Reformed University Fellowship (RUF) is the campus ministry organization of the Presbyterian Church in America (PCA). RUF has experienced rapid growth since the 1990s; its income in 1995 was $200,000 and grew to $24 million by 2012. RUF began on college campuses in the southern United States but expanded throughout the country, with campus ministries from Hawaii to Massachusetts. Currently, RUF has more than 170 ministries at different college campuses spread across 41 states in the US and throughout the world. The PCA follows traditional Westminster standards, including belief in the inerrancy and infallibility of the Bible.

==Purpose==
RUF is not intended to be a substitute for formal church. It is open for anyone to join and is not exclusive to those within a certain denomination. However, the organization itself is closely associated with the Calvinist theological viewpoint, as their name implies. Its meetings range in size from campus to campus. There are also different types of meetings, often referred to as 'Large Group' or 'small groups'.
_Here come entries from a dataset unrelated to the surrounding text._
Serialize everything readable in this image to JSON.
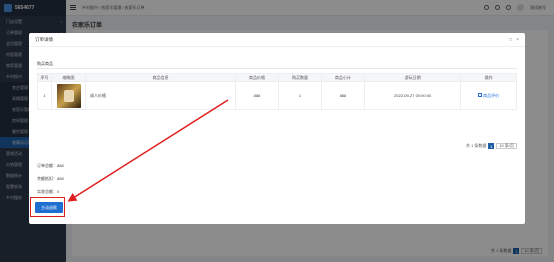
{
  "app": {
    "account": "5654677"
  },
  "sidebar": {
    "items": [
      {
        "label": "门店设置",
        "type": "item"
      },
      {
        "label": "订单管理",
        "type": "item"
      },
      {
        "label": "会员管理",
        "type": "item"
      },
      {
        "label": "内容管理",
        "type": "item"
      },
      {
        "label": "商家管理",
        "type": "item"
      },
      {
        "label": "乡村振兴",
        "type": "item"
      },
      {
        "label": "农庄管理",
        "type": "sub"
      },
      {
        "label": "采摘管理",
        "type": "sub"
      },
      {
        "label": "农家乐管理",
        "type": "sub"
      },
      {
        "label": "房间管理",
        "type": "sub"
      },
      {
        "label": "餐饮管理",
        "type": "sub"
      },
      {
        "label": "农家乐订单",
        "type": "active"
      },
      {
        "label": "营销活动",
        "type": "item"
      },
      {
        "label": "分销管理",
        "type": "item"
      },
      {
        "label": "数据统计",
        "type": "item"
      },
      {
        "label": "智慧农场",
        "type": "item"
      },
      {
        "label": "乡村服务",
        "type": "item"
      }
    ]
  },
  "header": {
    "breadcrumb": "乡村振兴 / 农家乐管理 / 农家乐订单",
    "user": "测试账号"
  },
  "page": {
    "title": "农家乐订单"
  },
  "bg_pager": {
    "total": "共 1 条数据",
    "page": "1",
    "per_page": "10 条/页"
  },
  "modal": {
    "title": "订单详情",
    "section": "购买商品",
    "columns": [
      "序号",
      "缩略图",
      "商品信息",
      "商品价格",
      "购买数量",
      "商品小计",
      "游玩日期",
      "操作"
    ],
    "rows": [
      {
        "index": "1",
        "name": "成人价格",
        "price": "888",
        "qty": "1",
        "subtotal": "888",
        "date": "2022-09-27 00:00:00",
        "action": "商品评价"
      }
    ],
    "pager": {
      "total": "共 1 条数据",
      "page": "1",
      "per_page": "10 条/页"
    },
    "totals": {
      "order_total": "订单总额：888",
      "paid": "余额抵扣：888",
      "received": "实收总额：0"
    },
    "confirm_label": "主动退款"
  }
}
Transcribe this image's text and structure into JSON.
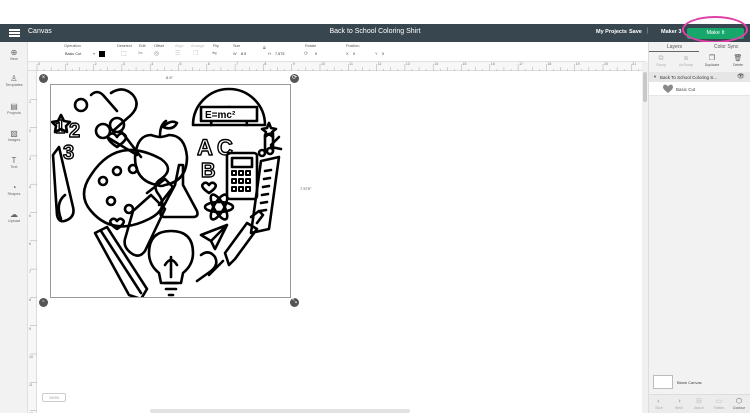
{
  "header": {
    "app_name": "Canvas",
    "document_title": "Back to School Coloring Shirt",
    "my_projects": "My Projects",
    "save": "Save",
    "machine": "Maker 3",
    "make_it": "Make It",
    "color_bg": "#38474f",
    "make_color": "#15a86a",
    "highlight_color": "#e040a8"
  },
  "toolbar": {
    "operation_label": "Operation",
    "operation_value": "Basic Cut",
    "deselect": "Deselect",
    "edit": "Edit",
    "offset": "Offset",
    "align": "Align",
    "arrange": "Arrange",
    "flip": "Flip",
    "size": "Size",
    "size_w_label": "W",
    "size_w": "8.5",
    "size_h_label": "H",
    "size_h": "7.575",
    "rotate": "Rotate",
    "rotate_value": "0",
    "position": "Position",
    "pos_x_label": "X",
    "pos_x": "0",
    "pos_y_label": "Y",
    "pos_y": "0"
  },
  "sidebar": {
    "items": [
      {
        "label": "New",
        "icon": "plus-icon"
      },
      {
        "label": "Templates",
        "icon": "shirt-icon"
      },
      {
        "label": "Projects",
        "icon": "projects-icon"
      },
      {
        "label": "Images",
        "icon": "image-icon"
      },
      {
        "label": "Text",
        "icon": "text-icon"
      },
      {
        "label": "Shapes",
        "icon": "shapes-icon"
      },
      {
        "label": "Upload",
        "icon": "upload-icon"
      }
    ]
  },
  "ruler": {
    "top": [
      "0",
      "1",
      "2",
      "3",
      "4",
      "5",
      "6",
      "7",
      "8",
      "9",
      "10",
      "11",
      "12",
      "13",
      "14",
      "15",
      "16",
      "17",
      "18",
      "19",
      "20",
      "21",
      "22",
      "23"
    ],
    "left": [
      "1",
      "2",
      "3",
      "4",
      "5",
      "6",
      "7",
      "8",
      "9",
      "10",
      "11",
      "12"
    ]
  },
  "canvas": {
    "width_label": "8.5\"",
    "height_label": "7.575\"",
    "zoom": "100%",
    "art_text": "E=mc²",
    "art_letters": [
      "A",
      "C",
      "B"
    ],
    "art_numbers": [
      "1",
      "2",
      "3"
    ]
  },
  "right_panel": {
    "tabs": [
      "Layers",
      "Color Sync"
    ],
    "actions": [
      "Group",
      "UnGroup",
      "Duplicate",
      "Delete"
    ],
    "layer_group_title": "Back To School Coloring S...",
    "layer_item": "Basic Cut",
    "blank_canvas": "Blank Canvas",
    "bottom_actions": [
      "Slice",
      "Weld",
      "Attach",
      "Flatten",
      "Contour"
    ]
  }
}
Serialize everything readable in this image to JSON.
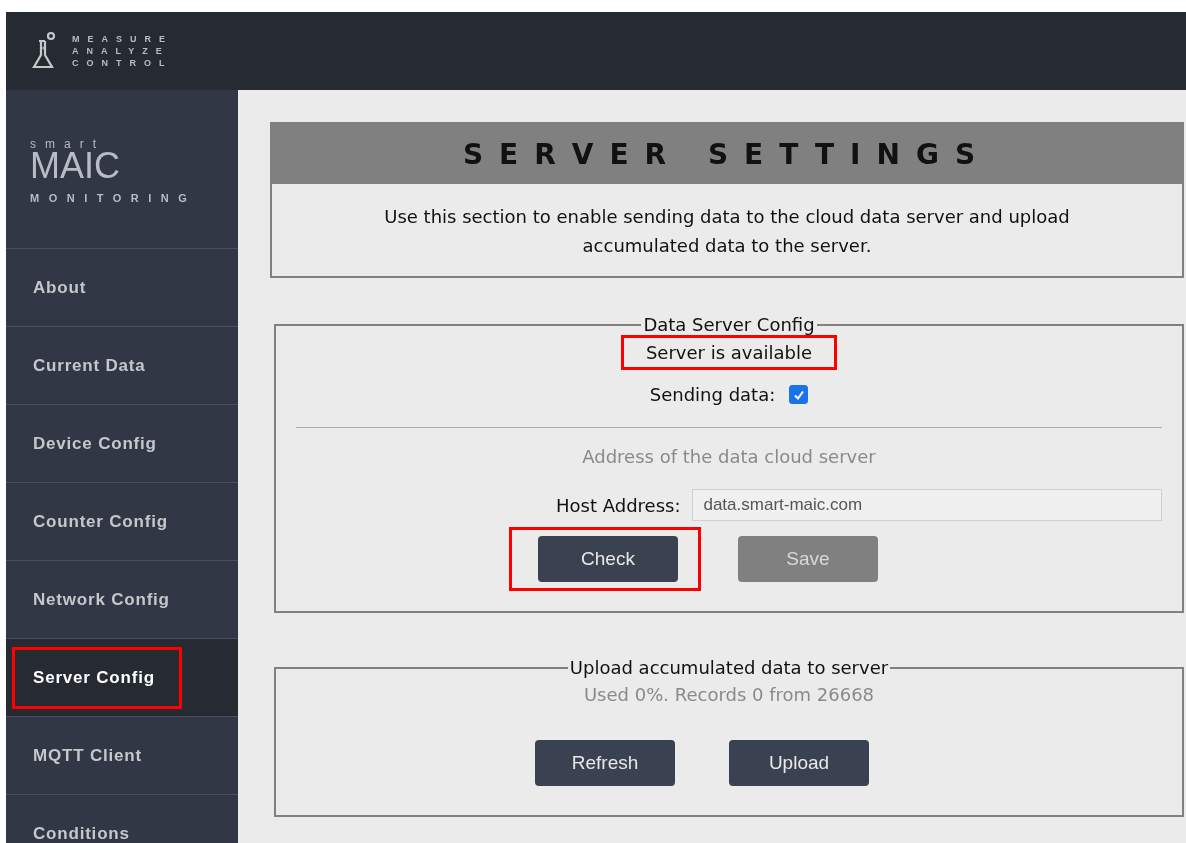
{
  "header": {
    "logo_lines": [
      "MEASURE",
      "ANALYZE",
      "CONTROL"
    ]
  },
  "brand": {
    "top": "smart",
    "name": "MAIC",
    "sub": "MONITORING"
  },
  "sidebar": {
    "items": [
      {
        "label": "About",
        "selected": false,
        "highlighted": false
      },
      {
        "label": "Current Data",
        "selected": false,
        "highlighted": false
      },
      {
        "label": "Device Config",
        "selected": false,
        "highlighted": false
      },
      {
        "label": "Counter Config",
        "selected": false,
        "highlighted": false
      },
      {
        "label": "Network Config",
        "selected": false,
        "highlighted": false
      },
      {
        "label": "Server Config",
        "selected": true,
        "highlighted": true
      },
      {
        "label": "MQTT Client",
        "selected": false,
        "highlighted": false
      },
      {
        "label": "Conditions",
        "selected": false,
        "highlighted": false
      }
    ]
  },
  "page": {
    "title": "SERVER SETTINGS",
    "description": "Use this section to enable sending data to the cloud data server and upload accumulated data to the server."
  },
  "data_server": {
    "legend": "Data Server Config",
    "status": "Server is available",
    "status_highlighted": true,
    "sending_label": "Sending data:",
    "sending_checked": true,
    "hint": "Address of the data cloud server",
    "host_label": "Host Address:",
    "host_value": "data.smart-maic.com",
    "buttons": [
      {
        "label": "Check",
        "disabled": false,
        "highlighted": true
      },
      {
        "label": "Save",
        "disabled": true,
        "highlighted": false
      }
    ]
  },
  "upload": {
    "legend": "Upload accumulated data to server",
    "usage": "Used 0%. Records 0 from 26668",
    "buttons": [
      {
        "label": "Refresh",
        "disabled": false,
        "highlighted": false
      },
      {
        "label": "Upload",
        "disabled": false,
        "highlighted": false
      }
    ]
  }
}
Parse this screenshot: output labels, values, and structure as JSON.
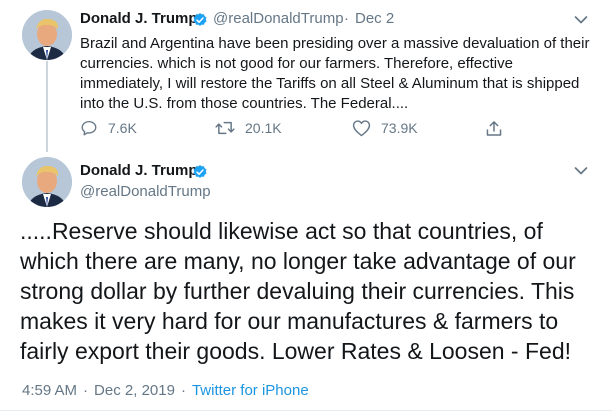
{
  "tweet1": {
    "name": "Donald J. Trump",
    "handle": "@realDonaldTrump",
    "separator": "·",
    "date": "Dec 2",
    "text": "Brazil and Argentina have been presiding over a massive devaluation of their currencies. which is not good for our farmers. Therefore, effective immediately, I will restore the Tariffs on all Steel & Aluminum that is shipped into the U.S. from those countries. The Federal....",
    "replies": "7.6K",
    "retweets": "20.1K",
    "likes": "73.9K"
  },
  "tweet2": {
    "name": "Donald J. Trump",
    "handle": "@realDonaldTrump",
    "text": ".....Reserve should likewise act so that countries, of which there are many, no longer take advantage of our strong dollar by further devaluing their currencies. This makes it very hard for our manufactures & farmers to fairly export their goods. Lower Rates & Loosen - Fed!",
    "time": "4:59 AM",
    "date": "Dec 2, 2019",
    "source": "Twitter for iPhone",
    "separator": "·"
  },
  "icons": [
    "verified-badge-icon",
    "chevron-down-icon",
    "reply-icon",
    "retweet-icon",
    "like-icon",
    "share-icon"
  ],
  "colors": {
    "accent": "#1da1f2",
    "secondary_text": "#657786",
    "source_link": "#1b95e0"
  }
}
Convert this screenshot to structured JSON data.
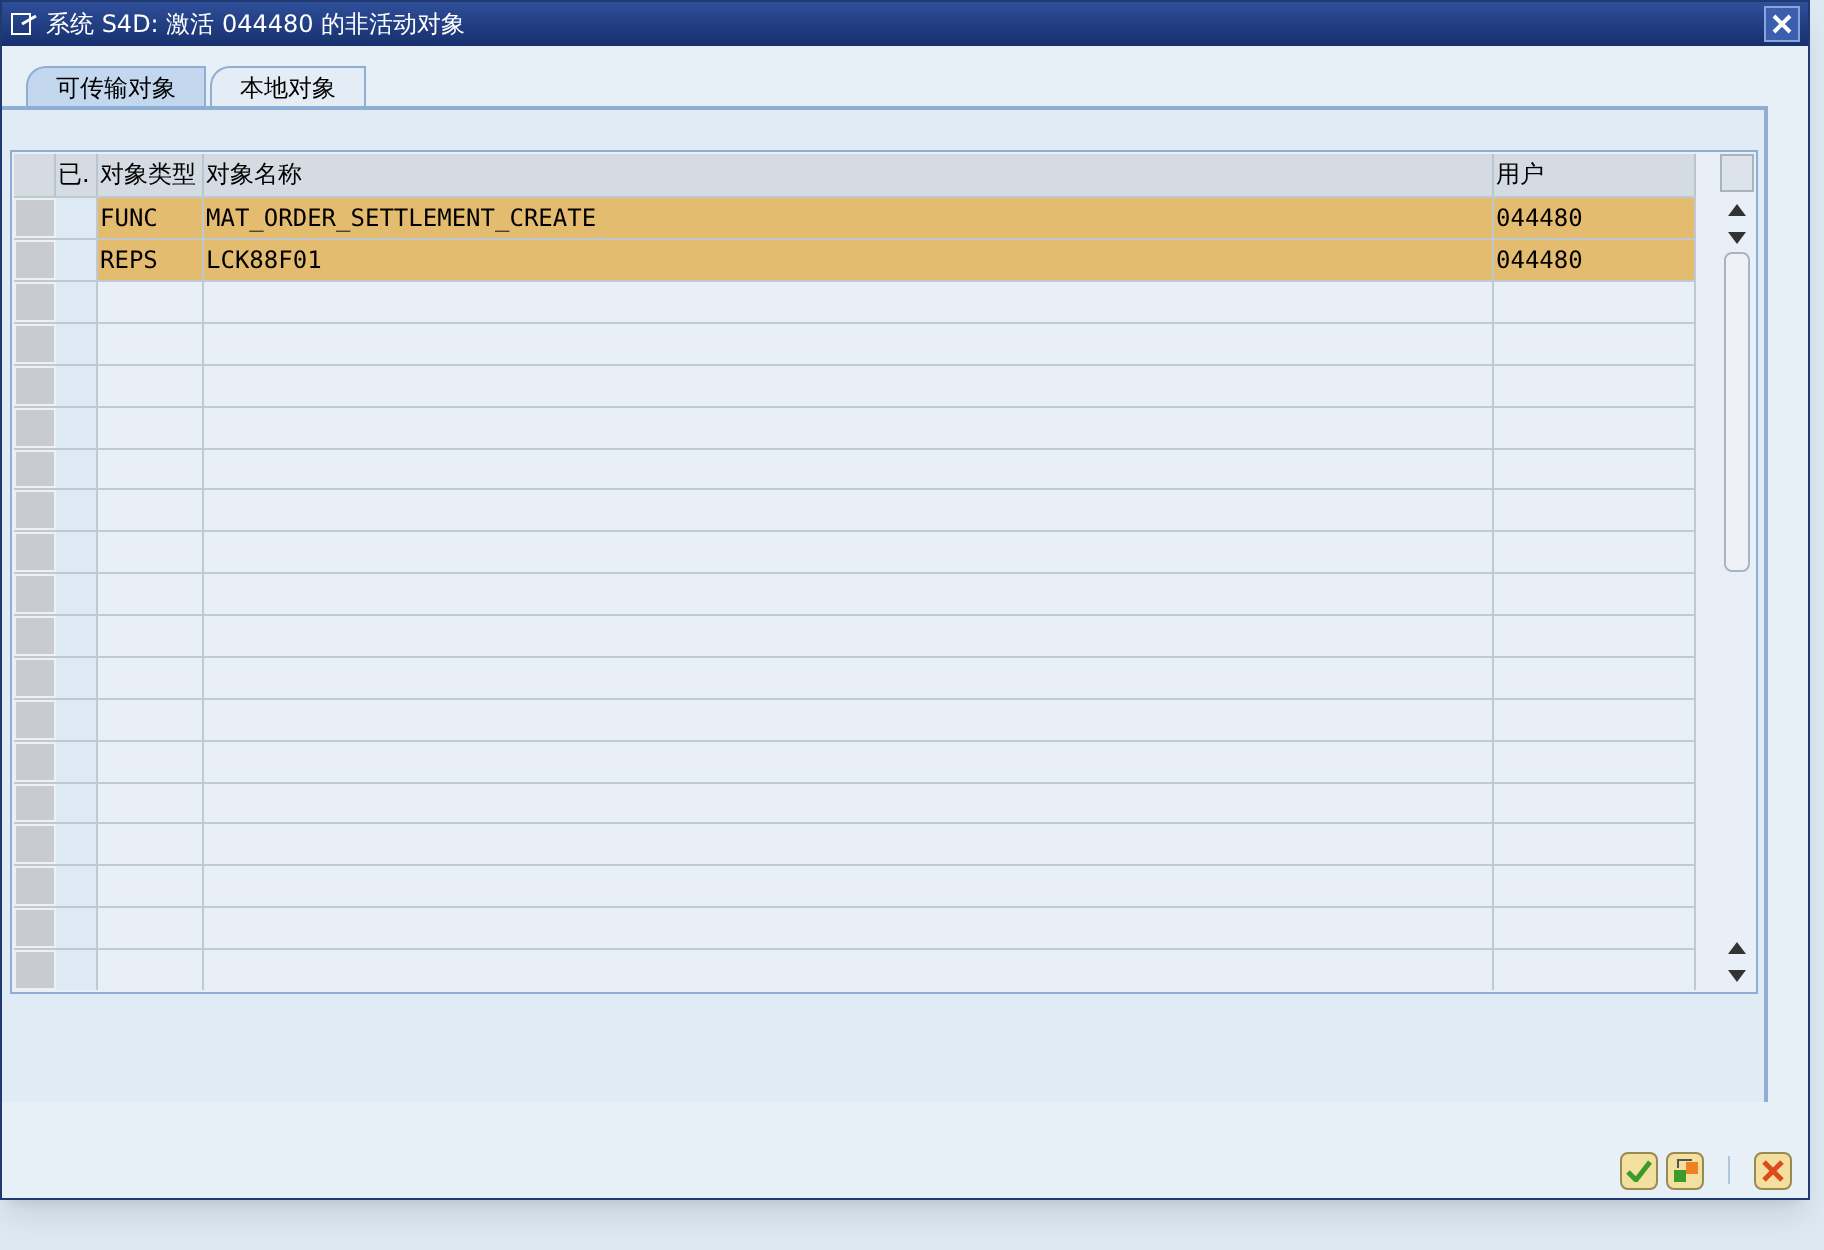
{
  "window": {
    "title": "系统 S4D: 激活 044480 的非活动对象"
  },
  "tabs": [
    {
      "label": "可传输对象",
      "selected": true
    },
    {
      "label": "本地对象",
      "selected": false
    }
  ],
  "table": {
    "columns": [
      "已.",
      "对象类型",
      "对象名称",
      "用户"
    ],
    "rows": [
      {
        "type": "FUNC",
        "name": "MAT_ORDER_SETTLEMENT_CREATE",
        "user": "044480",
        "selected": true
      },
      {
        "type": "REPS",
        "name": "LCK88F01",
        "user": "044480",
        "selected": true
      }
    ]
  }
}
RUF hosts its main conference, Summer Conference (popularly known as SuCo), for students during three weeks in the summer at Laguna Beach, Florida. There are also regional conferences that take place throughout the year. The conferences, like the organization meetings, are not limited to those ascribing to Calvinist theology.

==History==
The first RUF was started by Mark Lowrey in 1973 at the University of Southern Mississippi. The mission, vision, and guiding principles of RUF were approved by the PCA in 1979, and Lowrey became the first National Coordinator in 1982.

RUF grew significantly in the early 21st century. It went from 35 campuses in 1998 to over 100 in 2012 to 175 in 2023. Its revenue was $200,000 in 1995, but $24 million in 2012.

As of 2021, RUF has 170 campus ministers, 49 campus staff, and 176 interns.

==Other similar movements==
The Reformed Youth Movement, while a ministry similar to RUF, is not officially a part of the PCA.